Originally Posted by Dutch Alex
My point was that solidairity among umpires is the greatest thing in a tournament (in life itself). And I know that money can destroy that solidarity. I'm not saying that I can/will look into someone wallet, solidairity can cost me and others money. That my point. To be solidair with each other, it might cost. If that makes me dreamer, so be it...

"Dreams are the far end of reality, they set our goals, they are the necessity ingredients of progress." ~fitump56 circa ten seconds ago :D

BHBlue Thu Aug 09, 2007 05:43pm

Quote:

Originally Posted by bkbjones
Runner from second is a dead duck at HP and runs halfway to hell to avoid the tag. I kill it, declare him out. Of course, it's the worst call in the history of softball. (Don't you wish these folks would come up with something original?)

:confused:

bkbjones Thu Aug 09, 2007 10:47pm

Quote:

Originally Posted by BHBlue
:confused:


I kill it = I declare the ball dead.

Funeral services to be announced. Memorials may be sent to my address.

AtlUmpSteve Fri Aug 10, 2007 06:54am

John, if I had to guess (it wasn't clear to me either), BHBlue was questioning why you would kill the play for an "out of the basepath" call.

I did, however, go back to your OP, and you noted 2 outs. Even though the mechanics make the OOBP call a live call, with 2 outs and them chasing around, I think it is good game management to kill it and make the announcement with them paying attention, and minimize the chances of injury or USC during the chase. After all, your call ends the inning, so what harm in killing it?

charliej47 Fri Aug 10, 2007 07:53am

Quote:

Originally Posted by JEL
Do you have regrets?

There are times when I think about it and it still bothers me. There is new management at the field and they have asked me to umpire there again and I am thinking about going back as a lot of the umpires have left our group. We are going to have a group meeting to talk about the park and discuss umpiring there again. I will probably go back.

NCASAUmp Fri Aug 10, 2007 08:02am

Quote:

Originally Posted by bkbjones
I kill it = I declare the ball dead.

Funeral services to be announced. Memorials may be sent to my address.
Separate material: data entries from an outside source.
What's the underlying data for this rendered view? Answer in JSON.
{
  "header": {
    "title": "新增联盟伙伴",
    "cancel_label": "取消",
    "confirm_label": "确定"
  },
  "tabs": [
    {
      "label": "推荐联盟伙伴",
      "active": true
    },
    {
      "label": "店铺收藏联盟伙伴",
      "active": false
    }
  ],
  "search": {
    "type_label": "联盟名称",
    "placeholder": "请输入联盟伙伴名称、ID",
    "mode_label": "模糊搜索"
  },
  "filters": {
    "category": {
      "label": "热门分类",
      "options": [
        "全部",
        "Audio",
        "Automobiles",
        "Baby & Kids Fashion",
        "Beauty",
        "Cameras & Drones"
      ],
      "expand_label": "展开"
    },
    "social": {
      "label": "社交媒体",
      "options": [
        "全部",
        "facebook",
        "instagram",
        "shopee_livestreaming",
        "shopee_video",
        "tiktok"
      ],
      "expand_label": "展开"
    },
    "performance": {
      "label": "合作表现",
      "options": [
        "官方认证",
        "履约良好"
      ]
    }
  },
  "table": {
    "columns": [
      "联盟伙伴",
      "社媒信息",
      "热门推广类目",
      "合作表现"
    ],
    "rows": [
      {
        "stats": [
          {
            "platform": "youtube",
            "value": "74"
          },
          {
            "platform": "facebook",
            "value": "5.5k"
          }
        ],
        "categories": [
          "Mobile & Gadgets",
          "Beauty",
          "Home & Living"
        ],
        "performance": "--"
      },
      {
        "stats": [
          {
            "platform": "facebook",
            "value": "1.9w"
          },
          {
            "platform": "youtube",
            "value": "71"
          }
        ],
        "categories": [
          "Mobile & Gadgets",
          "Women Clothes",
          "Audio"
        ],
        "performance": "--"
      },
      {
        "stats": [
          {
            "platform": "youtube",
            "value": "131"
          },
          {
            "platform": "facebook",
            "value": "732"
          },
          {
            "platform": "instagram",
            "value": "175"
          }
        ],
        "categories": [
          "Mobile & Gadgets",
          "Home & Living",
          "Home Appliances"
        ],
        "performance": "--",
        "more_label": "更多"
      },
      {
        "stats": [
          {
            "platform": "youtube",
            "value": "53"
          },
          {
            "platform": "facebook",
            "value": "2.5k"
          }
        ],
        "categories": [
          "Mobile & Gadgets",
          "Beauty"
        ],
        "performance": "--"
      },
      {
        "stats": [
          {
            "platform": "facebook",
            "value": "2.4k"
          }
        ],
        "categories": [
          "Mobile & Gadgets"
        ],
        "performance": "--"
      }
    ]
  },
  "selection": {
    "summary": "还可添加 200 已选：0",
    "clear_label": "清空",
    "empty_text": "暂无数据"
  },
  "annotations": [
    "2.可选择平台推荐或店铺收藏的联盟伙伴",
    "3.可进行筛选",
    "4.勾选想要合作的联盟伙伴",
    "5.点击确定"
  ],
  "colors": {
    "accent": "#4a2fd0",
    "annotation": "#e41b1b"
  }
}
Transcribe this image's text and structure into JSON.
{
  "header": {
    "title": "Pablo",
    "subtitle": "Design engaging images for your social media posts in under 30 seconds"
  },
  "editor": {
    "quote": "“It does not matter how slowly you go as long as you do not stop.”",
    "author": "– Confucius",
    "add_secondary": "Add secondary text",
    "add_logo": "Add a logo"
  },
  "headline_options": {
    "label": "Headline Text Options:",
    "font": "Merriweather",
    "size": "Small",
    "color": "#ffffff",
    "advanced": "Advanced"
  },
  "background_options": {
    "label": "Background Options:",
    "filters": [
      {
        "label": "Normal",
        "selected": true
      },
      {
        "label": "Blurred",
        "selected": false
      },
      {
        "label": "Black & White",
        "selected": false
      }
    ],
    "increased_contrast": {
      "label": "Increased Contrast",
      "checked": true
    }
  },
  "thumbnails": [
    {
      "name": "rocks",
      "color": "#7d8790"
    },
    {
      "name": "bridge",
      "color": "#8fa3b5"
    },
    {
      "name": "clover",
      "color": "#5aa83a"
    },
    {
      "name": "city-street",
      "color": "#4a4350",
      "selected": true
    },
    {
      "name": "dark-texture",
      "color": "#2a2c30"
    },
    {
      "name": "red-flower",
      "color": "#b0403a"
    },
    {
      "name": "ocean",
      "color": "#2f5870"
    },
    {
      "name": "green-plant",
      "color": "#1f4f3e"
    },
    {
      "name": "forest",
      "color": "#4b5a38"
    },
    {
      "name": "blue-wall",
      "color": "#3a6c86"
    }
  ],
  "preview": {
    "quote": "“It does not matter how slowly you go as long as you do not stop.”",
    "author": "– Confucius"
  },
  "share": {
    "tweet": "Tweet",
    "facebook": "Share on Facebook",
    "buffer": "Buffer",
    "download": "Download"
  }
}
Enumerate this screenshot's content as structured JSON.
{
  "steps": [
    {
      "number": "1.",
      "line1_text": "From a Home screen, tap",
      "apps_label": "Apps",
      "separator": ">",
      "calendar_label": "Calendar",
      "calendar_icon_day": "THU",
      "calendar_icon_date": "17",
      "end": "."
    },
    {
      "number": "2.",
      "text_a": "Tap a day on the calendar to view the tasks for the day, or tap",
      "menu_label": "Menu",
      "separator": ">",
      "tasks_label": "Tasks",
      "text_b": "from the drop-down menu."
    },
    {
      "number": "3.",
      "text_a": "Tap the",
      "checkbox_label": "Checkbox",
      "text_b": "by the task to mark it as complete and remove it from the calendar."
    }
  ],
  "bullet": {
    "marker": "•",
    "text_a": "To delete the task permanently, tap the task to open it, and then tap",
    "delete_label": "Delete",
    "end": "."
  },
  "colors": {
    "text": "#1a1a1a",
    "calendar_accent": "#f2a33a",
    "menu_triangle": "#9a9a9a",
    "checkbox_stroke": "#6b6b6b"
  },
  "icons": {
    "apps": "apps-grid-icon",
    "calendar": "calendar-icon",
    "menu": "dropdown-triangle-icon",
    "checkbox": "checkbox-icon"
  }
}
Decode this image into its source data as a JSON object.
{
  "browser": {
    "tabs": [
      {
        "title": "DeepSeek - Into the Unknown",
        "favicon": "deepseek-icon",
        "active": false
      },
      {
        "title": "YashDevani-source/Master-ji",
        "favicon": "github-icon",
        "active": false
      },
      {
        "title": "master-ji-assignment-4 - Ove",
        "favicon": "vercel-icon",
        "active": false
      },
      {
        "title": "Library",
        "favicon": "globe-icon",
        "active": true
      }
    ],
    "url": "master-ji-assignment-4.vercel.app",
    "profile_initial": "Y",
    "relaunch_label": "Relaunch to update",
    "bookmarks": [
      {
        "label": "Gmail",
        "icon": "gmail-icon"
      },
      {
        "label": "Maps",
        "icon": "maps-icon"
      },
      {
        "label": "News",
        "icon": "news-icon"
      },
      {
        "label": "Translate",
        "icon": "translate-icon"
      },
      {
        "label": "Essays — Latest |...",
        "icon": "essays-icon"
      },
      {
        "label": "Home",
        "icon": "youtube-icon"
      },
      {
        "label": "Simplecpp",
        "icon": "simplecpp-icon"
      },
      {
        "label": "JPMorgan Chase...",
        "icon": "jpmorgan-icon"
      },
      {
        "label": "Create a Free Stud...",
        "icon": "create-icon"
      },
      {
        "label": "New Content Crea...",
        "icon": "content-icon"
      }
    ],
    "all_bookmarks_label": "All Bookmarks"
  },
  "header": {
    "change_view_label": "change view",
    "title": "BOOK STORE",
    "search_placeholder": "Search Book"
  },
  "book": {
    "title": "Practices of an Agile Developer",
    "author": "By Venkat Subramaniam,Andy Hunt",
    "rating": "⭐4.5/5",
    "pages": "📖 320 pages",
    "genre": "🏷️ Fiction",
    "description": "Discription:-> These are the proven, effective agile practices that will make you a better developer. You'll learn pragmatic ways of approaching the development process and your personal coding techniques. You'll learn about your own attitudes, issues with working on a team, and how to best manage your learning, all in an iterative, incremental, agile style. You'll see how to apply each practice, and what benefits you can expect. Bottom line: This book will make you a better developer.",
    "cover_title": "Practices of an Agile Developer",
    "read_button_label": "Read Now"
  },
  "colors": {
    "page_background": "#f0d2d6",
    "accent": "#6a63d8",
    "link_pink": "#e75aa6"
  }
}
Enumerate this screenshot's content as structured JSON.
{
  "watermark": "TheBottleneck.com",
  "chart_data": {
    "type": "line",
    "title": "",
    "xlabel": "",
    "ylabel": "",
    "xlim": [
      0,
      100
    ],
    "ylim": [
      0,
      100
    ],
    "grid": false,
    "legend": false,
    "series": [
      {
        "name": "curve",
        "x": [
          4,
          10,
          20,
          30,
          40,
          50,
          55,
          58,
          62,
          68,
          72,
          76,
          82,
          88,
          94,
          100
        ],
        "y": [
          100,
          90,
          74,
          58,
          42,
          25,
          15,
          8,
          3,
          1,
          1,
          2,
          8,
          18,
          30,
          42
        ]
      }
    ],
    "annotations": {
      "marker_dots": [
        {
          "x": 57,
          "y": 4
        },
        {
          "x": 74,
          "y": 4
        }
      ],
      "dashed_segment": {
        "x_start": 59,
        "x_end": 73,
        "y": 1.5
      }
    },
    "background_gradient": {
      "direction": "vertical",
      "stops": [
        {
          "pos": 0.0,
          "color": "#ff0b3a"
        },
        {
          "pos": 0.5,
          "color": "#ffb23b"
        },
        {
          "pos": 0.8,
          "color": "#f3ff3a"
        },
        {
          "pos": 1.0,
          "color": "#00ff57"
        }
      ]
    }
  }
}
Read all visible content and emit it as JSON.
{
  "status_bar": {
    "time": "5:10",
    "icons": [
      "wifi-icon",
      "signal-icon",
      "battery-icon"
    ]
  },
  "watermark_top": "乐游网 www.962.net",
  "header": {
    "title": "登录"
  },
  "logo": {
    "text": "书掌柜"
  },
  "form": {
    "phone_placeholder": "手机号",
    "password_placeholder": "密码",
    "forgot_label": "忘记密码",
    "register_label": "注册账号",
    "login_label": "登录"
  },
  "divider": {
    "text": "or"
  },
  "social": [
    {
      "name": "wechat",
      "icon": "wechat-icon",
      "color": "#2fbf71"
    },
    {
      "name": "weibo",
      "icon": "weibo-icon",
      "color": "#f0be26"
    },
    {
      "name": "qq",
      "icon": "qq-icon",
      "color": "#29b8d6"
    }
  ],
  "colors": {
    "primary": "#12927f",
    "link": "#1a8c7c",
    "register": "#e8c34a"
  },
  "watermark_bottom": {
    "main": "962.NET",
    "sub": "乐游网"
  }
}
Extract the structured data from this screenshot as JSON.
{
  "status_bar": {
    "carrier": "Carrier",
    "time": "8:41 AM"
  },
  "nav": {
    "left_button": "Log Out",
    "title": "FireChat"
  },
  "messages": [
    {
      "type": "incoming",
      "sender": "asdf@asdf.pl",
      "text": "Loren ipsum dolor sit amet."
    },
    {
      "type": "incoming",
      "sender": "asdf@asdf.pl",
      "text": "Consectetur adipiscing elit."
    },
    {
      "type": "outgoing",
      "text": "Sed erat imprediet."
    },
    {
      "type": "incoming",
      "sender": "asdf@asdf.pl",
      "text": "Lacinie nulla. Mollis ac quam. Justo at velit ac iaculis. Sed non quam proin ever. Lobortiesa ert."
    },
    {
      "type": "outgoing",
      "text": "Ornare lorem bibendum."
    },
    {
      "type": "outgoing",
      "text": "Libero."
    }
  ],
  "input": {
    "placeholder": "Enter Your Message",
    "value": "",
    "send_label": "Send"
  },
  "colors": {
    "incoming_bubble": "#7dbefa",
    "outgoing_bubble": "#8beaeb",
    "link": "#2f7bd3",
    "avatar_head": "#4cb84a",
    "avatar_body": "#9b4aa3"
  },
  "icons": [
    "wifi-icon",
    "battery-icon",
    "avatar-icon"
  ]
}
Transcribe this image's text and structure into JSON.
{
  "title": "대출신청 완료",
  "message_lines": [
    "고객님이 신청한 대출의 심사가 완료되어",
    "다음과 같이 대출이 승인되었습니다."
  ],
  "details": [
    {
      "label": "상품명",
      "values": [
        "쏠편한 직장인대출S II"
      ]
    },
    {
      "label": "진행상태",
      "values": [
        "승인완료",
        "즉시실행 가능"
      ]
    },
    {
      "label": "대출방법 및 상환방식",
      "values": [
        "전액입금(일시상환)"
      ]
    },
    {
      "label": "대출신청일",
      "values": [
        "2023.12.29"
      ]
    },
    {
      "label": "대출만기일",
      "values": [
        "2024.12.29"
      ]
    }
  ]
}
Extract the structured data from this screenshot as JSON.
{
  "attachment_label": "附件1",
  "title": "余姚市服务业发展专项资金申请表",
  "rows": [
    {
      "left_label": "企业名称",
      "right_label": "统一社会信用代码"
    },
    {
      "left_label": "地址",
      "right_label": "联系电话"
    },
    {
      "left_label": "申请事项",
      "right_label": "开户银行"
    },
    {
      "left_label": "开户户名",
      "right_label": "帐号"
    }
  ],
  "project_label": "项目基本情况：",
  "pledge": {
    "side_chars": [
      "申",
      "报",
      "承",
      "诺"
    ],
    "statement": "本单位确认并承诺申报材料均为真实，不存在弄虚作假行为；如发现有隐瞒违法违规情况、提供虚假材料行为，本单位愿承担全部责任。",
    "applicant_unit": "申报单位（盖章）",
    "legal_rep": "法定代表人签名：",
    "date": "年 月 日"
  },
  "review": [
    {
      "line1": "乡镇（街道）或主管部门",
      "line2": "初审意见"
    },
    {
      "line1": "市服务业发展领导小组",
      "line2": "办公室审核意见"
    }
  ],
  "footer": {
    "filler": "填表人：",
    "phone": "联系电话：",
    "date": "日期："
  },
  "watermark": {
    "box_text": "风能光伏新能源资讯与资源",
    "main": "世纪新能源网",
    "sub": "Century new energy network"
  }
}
Where do we send the memorial checks? Your place?

As for charliej47's post, we have a director at one municipality's rec sports dept. who does not back us up as umpires. As a result, the simple way to handle it, for me, is to simply not call there until the problem is removed. If I toss someone, it's for a darn good reason, and I expect... no, demand... that there be some weight behind it. When our professional, impartial and appropriate decisions are second guessed without our feedback, what's the point of even being there?

BHBlue Fri Aug 10, 2007 11:51am

Quote:

Originally Posted by AtlUmpSteve
John, if I had to guess (it wasn't clear to me either), BHBlue was questioning why you would kill the play for an "out of the basepath" call.

I did, however, go back to your OP, and you noted 2 outs. Even though the mechanics make the OOBP call a live call, with 2 outs and them chasing around, I think it is good game management to kill it and make the announcement with them paying attention, and minimize the chances of injury or USC during the chase. After all, your call ends the inning, so what harm in killing it?

Sorry for not being more clear. I was wondering about killing the play. I probably should have left it alone since the topic was not the call, but the out-of-line TD. A situation I think bkbjones handled well BTW.

I see your logic behind killing the play and agree with it in principal, and in this case "all's well that ends well". However, had he not had the number of outs correct, which I think happens to us all, killing the play would have denied the defense from recording another out or the offense from advancing. An umpire may be better served sticking with the rule as it's written in this case.